Os credores da Samello decidiram adiar a decisão sobre o futuro da empresa por mais 45 dias. As três categorias - bancos, fornecedores e trabalhadores - compareceram à reunião, mas não chegaram a um acordo com os advogados da Samello. Deu mais peso ainda à solicitação de adiamento a iniciativa ter partido dos dois maiores credores, BNDES (Banco Nacional do Desenvolvimento Econômico e Social) e Finep (Financiadora de Estudos e Projetos), ambos ligados ao governo federal.

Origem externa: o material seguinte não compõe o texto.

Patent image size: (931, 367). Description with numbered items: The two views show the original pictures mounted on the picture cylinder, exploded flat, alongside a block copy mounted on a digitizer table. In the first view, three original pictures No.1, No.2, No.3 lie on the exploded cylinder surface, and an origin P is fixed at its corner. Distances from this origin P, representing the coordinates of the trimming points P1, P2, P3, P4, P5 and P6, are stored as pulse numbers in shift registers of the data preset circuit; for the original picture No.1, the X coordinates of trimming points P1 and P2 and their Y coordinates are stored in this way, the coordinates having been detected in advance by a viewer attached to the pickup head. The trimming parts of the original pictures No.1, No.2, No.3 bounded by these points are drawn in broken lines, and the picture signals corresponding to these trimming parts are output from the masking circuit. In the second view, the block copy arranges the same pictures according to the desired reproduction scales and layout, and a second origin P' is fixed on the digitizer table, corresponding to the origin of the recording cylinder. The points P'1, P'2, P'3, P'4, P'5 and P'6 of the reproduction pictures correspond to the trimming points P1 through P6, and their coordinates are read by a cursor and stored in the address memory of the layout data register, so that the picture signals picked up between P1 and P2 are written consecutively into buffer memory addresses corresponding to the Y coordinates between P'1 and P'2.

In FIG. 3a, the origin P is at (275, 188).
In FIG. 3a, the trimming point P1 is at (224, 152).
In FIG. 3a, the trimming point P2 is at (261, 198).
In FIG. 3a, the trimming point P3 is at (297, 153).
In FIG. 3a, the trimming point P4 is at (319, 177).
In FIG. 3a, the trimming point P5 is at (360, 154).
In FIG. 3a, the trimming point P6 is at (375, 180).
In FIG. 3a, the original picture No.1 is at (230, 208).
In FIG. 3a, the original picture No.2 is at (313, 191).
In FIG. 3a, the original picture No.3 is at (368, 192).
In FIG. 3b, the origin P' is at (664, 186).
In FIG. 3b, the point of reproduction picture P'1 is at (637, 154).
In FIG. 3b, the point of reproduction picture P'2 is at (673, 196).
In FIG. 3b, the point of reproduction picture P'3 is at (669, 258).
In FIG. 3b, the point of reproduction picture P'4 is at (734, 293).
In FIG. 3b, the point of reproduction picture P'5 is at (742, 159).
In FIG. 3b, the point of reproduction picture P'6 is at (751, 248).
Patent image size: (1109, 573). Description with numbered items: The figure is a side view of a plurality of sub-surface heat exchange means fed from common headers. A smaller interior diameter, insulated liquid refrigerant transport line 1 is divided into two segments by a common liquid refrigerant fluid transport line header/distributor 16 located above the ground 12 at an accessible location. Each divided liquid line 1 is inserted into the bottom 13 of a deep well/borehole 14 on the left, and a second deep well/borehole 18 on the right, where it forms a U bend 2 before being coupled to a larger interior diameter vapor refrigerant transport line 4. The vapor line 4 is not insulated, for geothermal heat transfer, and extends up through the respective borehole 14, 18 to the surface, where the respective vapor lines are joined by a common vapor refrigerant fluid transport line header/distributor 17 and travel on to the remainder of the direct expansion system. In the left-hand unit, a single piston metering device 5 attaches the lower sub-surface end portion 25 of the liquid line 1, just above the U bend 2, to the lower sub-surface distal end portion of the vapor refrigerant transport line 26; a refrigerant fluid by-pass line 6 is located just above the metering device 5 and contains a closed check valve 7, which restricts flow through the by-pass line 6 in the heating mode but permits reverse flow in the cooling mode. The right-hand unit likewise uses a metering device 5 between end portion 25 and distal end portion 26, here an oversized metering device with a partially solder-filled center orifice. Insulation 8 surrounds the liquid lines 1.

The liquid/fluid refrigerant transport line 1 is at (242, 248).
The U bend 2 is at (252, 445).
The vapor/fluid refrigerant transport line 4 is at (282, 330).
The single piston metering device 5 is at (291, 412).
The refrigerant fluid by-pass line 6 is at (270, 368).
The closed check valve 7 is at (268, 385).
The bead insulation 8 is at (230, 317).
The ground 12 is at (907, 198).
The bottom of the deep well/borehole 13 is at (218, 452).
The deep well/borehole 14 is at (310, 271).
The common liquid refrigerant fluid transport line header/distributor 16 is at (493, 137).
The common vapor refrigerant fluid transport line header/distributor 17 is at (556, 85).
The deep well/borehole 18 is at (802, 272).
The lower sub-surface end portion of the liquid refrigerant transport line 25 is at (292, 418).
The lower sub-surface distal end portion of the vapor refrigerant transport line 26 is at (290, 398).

Segundo o advogado da empresa, Reginaldo Estephanelli, a alegação das estatais foi a de que faltou tempo hábil para avaliar a proposta de pagamento. “Pela ligação com o governo, a burocracia é muito grande e são vários os processos de análise. Para nós é péssimo, pois o quanto antes a produção voltar, melhor para todos”, disse. “Como os outros concordaram, o adiamento foi acatado”.
Com isso, os ex-funcionários e prestadores de serviço da Samello terão de continuar na espera para receber seus créditos. A única esperança para eles seria a venda de imóveis pertencentes à empresa. “O primeiro dinheiro que entrar será dos trabalhadores, mas ainda não foi vendido nada. Há ofertas, mas nada foi fechado”, disse o advogado.
A Samello enfrenta intensa crise financeira desde 2004 e passa por processo de recuperação judicial desde novembro do ano passado. O objetivo do processo é a negociação para o pagamento dos mais de R$ 90 milhões devidos pela empresa.